Effective Abelian theory from a non-Abelian topological order in the ν=2/5 fractional quantum Hall effect

Abstract

Topological phases of matter are distinguished by topological invariants, such as Chern numbers and topological spins, that quantize their response to electromagnetic currents and changes of ambient geometry. Intriguingly, in the $\ensuremath{\nu}=2/5$ fractional quantum Hall effect, prominent theoretical approaches---the composite fermion theory and conformal field theory---have constructed two distinct states, the Jain composite fermion (CF) state and the Gaffnian state, for which many of the topological indices coincide and even the microscopic ground-state wave functions have high overlap with each other in system sizes accessible to numerics.

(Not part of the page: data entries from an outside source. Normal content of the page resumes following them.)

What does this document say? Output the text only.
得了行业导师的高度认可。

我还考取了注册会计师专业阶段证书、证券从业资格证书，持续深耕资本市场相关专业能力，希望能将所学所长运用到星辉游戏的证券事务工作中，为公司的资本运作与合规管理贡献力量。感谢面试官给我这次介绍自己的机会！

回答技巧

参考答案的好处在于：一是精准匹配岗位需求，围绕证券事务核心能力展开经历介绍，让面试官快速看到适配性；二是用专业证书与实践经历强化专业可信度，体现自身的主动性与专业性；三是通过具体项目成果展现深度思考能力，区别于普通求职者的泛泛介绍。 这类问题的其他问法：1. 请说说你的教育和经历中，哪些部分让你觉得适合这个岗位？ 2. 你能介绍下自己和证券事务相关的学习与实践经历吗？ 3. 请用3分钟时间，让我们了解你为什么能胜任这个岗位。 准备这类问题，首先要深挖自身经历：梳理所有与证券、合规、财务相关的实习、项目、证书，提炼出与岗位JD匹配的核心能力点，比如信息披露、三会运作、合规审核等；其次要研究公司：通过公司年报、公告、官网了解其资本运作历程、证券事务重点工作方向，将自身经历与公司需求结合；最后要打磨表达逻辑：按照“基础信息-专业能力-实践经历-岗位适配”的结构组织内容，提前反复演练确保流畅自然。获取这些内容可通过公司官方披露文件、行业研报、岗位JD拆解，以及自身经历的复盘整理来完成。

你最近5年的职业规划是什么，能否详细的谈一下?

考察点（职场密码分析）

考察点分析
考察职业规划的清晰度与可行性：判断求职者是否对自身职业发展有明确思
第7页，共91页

At the same time, some aspects of these states are expected to be very different; e.g., their elementary excitations should have either Abelian (CF) or non-Abelian (Gaffnian) statistics. In this paper we investigate the close relationship between these two states by considering not only their ground states, but also the low-energy charged excitations. We show that the low-energy physics of both phases is spanned by the same type of quasielectrons of the neighboring Laughlin phase. The main difference between the two states arises due to an implicit assumption of short-range interaction in the CF approach, which causes a large splitting of the variational energies of the Gaffnian excitations. We thus propose that the Jain phase emerges as an effective Abelian low-energy description of the Gaffnian phase when the Hamiltonian is dominated by two-body interactions of sufficiently short range.